Saturday, September 02, 2006

Where's the Beef?

Dear Indigna,

I recently witnessed a rather remarkable confrontation at the local bowling alley. A Lutheran lady mentioned that her church was planning a celebration of Martin Luther King Day, and a Baptist lady objected violently on the grounds . . . well, on grounds that a well-bred Southern lady wouldn't repeat except that it had to do with the gentleman's . . . uh . . . features and uh . . . certain issues that riled up the local community in the 1960's. Not to mention the 1860's. Well now, I heard those Lutheran ladies explain their position to the Baptist gentlewoman, but she remained unrepentant in her views that one ought not to celebrate the person who caused her to lose her low-cost washing woman.
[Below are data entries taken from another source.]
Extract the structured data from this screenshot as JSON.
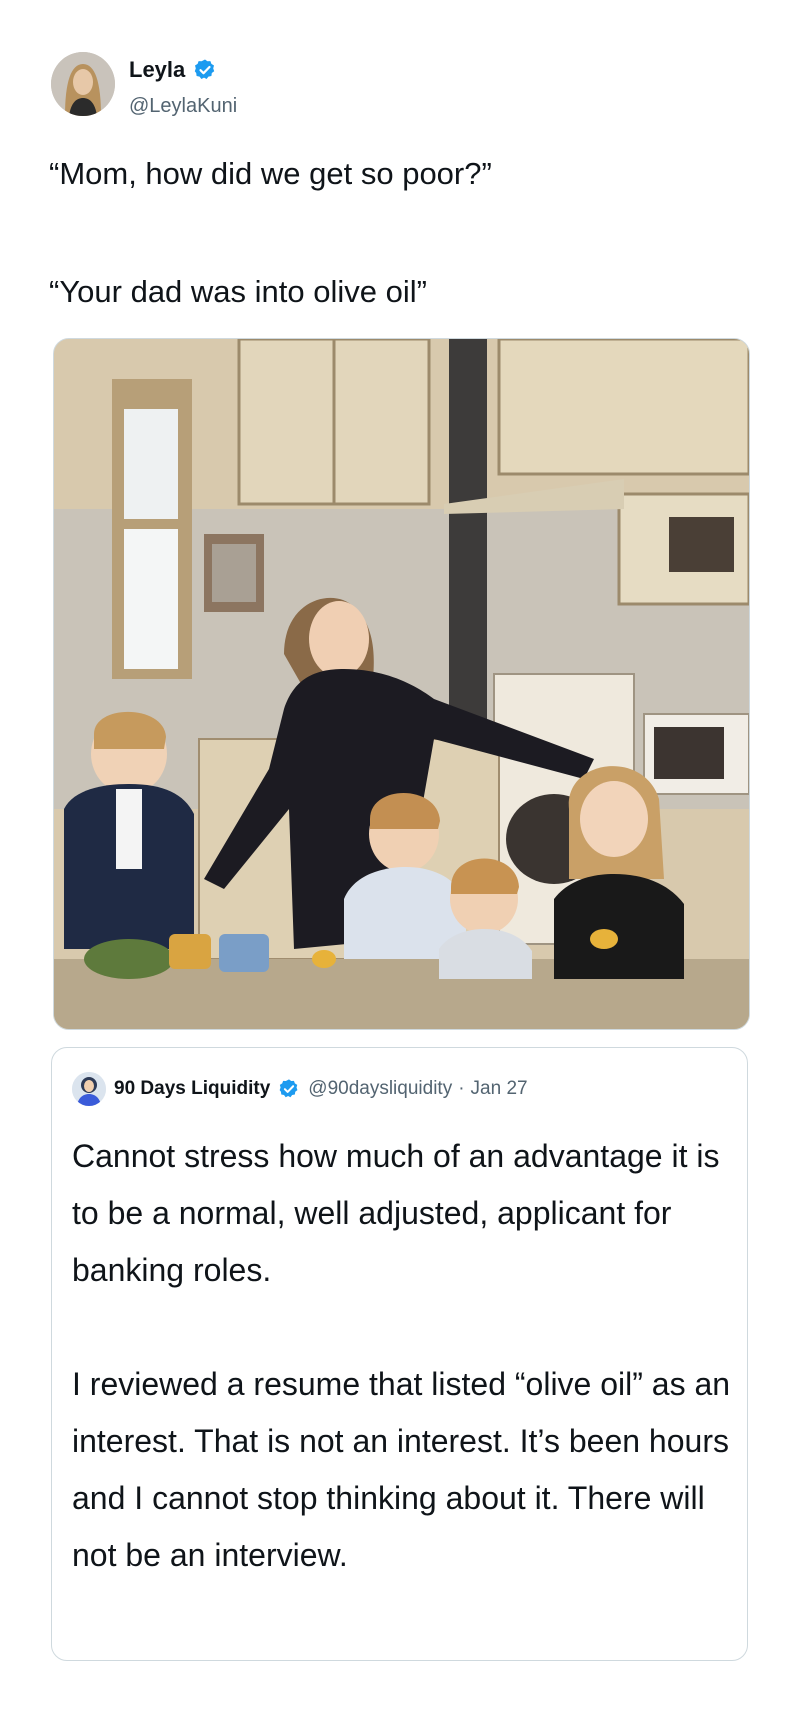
{
  "author": {
    "name": "Leyla",
    "handle": "@LeylaKuni",
    "verified_icon": "verified-badge-icon",
    "verified_color": "#1d9bf0"
  },
  "tweet": {
    "line1": "“Mom, how did we get so poor?”",
    "line2": "“Your dad was into olive oil”"
  },
  "media": {
    "alt_subject": "kitchen-family-photo"
  },
  "quote": {
    "name": "90 Days Liquidity",
    "handle": "@90daysliquidity",
    "separator": "·",
    "date": "Jan 27",
    "paragraph1": "Cannot stress how much of an advantage it is to be a normal, well adjusted, applicant for banking roles.",
    "paragraph2": "I reviewed a resume that listed “olive oil” as an interest. That is not an interest. It’s been hours and I cannot stop thinking about it. There will not be an interview."
  },
  "colors": {
    "text": "#0f1419",
    "secondary": "#536471",
    "border": "#cfd9de"
  }
}
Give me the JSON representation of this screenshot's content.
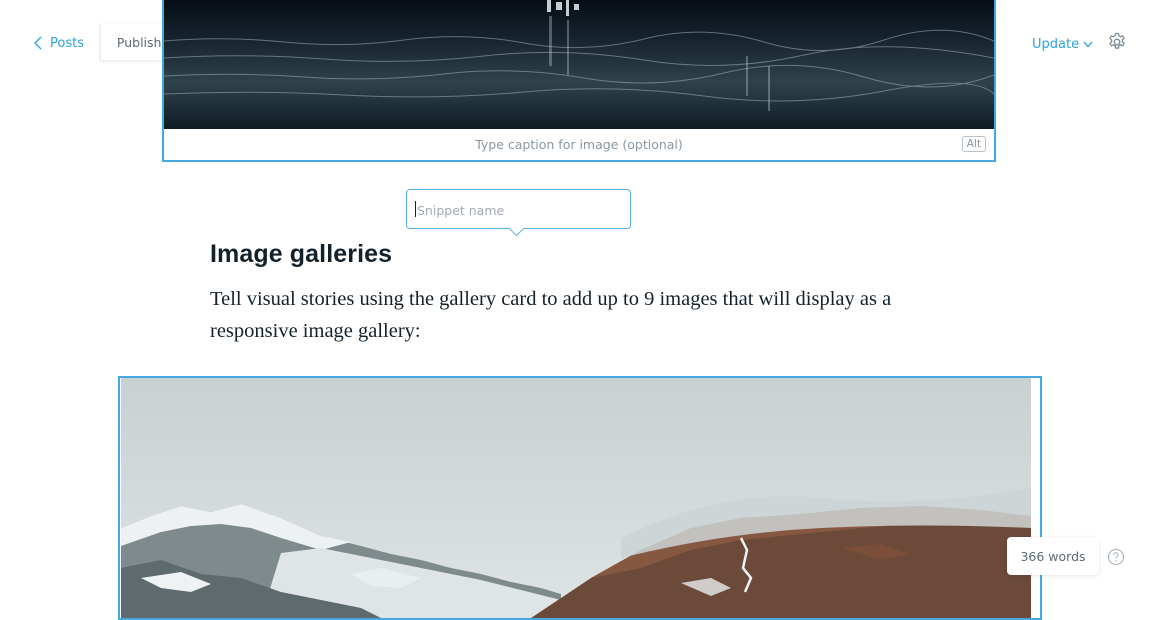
{
  "header": {
    "back_label": "Posts",
    "status": "Published",
    "update_label": "Update"
  },
  "image_card": {
    "caption_placeholder": "Type caption for image (optional)",
    "alt_label": "Alt"
  },
  "snippet": {
    "placeholder": "Snippet name"
  },
  "content": {
    "heading": "Image galleries",
    "paragraph": "Tell visual stories using the gallery card to add up to 9 images that will display as a responsive image gallery:"
  },
  "footer": {
    "word_count": "366 words"
  },
  "colors": {
    "accent": "#2aa2dd",
    "card_border": "#45a8df",
    "text": "#15212a",
    "muted": "#8a969f"
  },
  "icons": {
    "back": "chevron-left-icon",
    "update": "chevron-down-icon",
    "settings": "gear-icon",
    "help": "question-circle-icon"
  }
}
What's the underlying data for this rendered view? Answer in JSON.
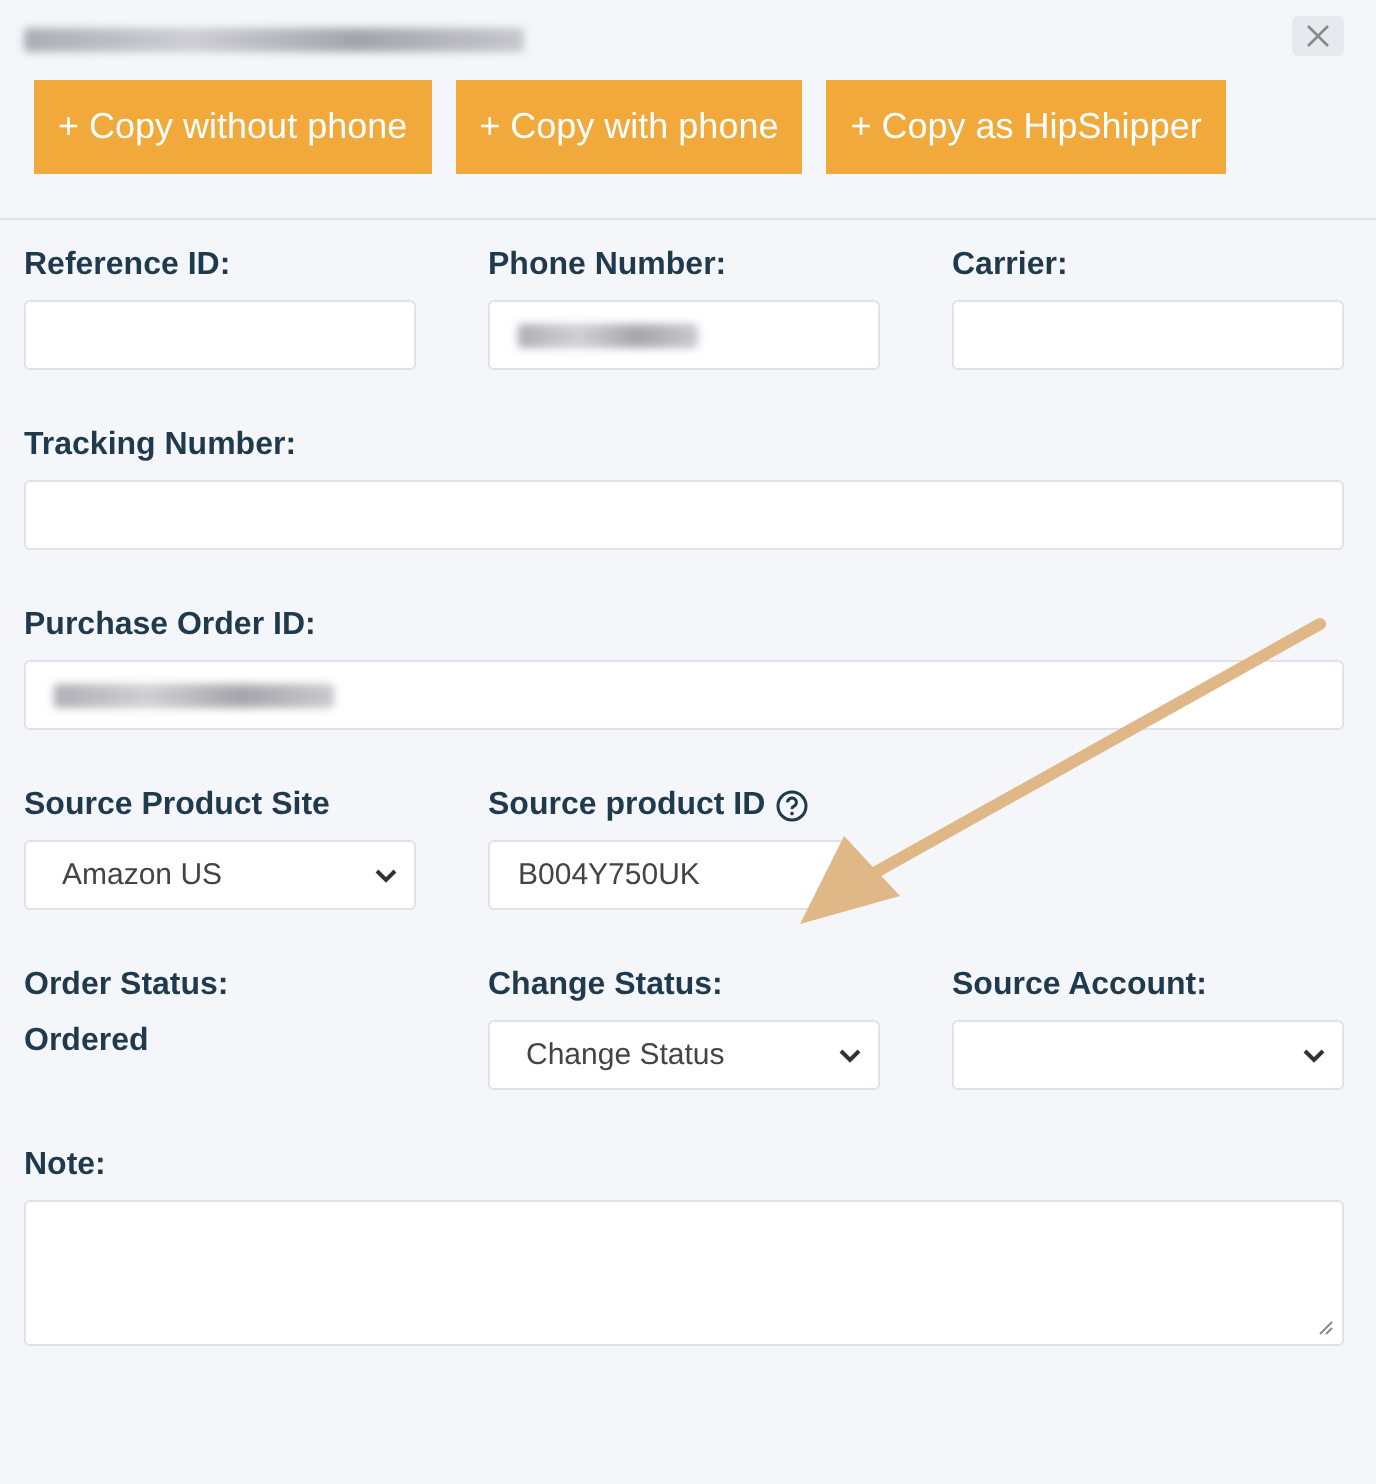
{
  "header": {
    "title_redacted": true
  },
  "buttons": [
    "+ Copy without phone",
    "+ Copy with phone",
    "+ Copy as HipShipper"
  ],
  "rows": [
    [
      {
        "label": "Reference ID:",
        "kind": "text"
      },
      {
        "label": "Phone Number:",
        "kind": "text",
        "redacted": true
      },
      {
        "label": "Carrier:",
        "kind": "text"
      }
    ],
    [
      {
        "label": "Tracking Number:",
        "kind": "text"
      }
    ],
    [
      {
        "label": "Purchase Order ID:",
        "kind": "text",
        "redacted": true
      }
    ],
    [
      {
        "label": "Source Product Site",
        "kind": "select",
        "value": "Amazon US"
      },
      {
        "label": "Source product ID",
        "kind": "short_text",
        "value": "B004Y750UK",
        "help": true
      }
    ],
    [
      {
        "label": "Order Status:",
        "kind": "static",
        "value": "Ordered"
      },
      {
        "label": "Change Status:",
        "kind": "select",
        "value": "Change Status"
      },
      {
        "label": "Source Account:",
        "kind": "select"
      }
    ],
    [
      {
        "label": "Note:",
        "kind": "textarea"
      }
    ]
  ]
}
Who was right?

Magnolia Flower
Live Oak, FL

Dear Overprotected Flora,

Look, Martin Luther King Day has nothing whatsoever to do with Martin Luther, who nailed some "95 Theses" on the door of a church in Wittenberg, instigated the Reformation and the foundation of the Protestant Church, and eventually inspired Lutheranism. That Luther was apparently later sentenced to a "Diet of Worms," which could not have been pleasant.

Fortunately, our Martin Luther King, Jr. was born in the land of extremely pleasant food, the Deep South, specifically Atlanta, Georgia. Think cornbread, peach pie, cheese grits, hush puppies, succotash, okra, fried mush and pig pickin's. See, that's just about as far as you can get from "Wittenberg," which sounds suspiciously vegan. Hamburg, yes. "Wittenberg"--well, that just sounds too much like "Wit' no burg (er)."

What does this have to do with the low-cost washing woman? Well, Martin Luther King, Jr. instigated the movement that culminated in the Civil Rights Act, which ensured equal rights to employment, education and justice to people of all races, ethnicities, religions and national origins. That means the low-cost washing woman was free to get a much higher paying job in food service. I understand that she went on to establish a fast-food restaurant empire that she named, in homage to her historical inspiration, "Wittenburger King."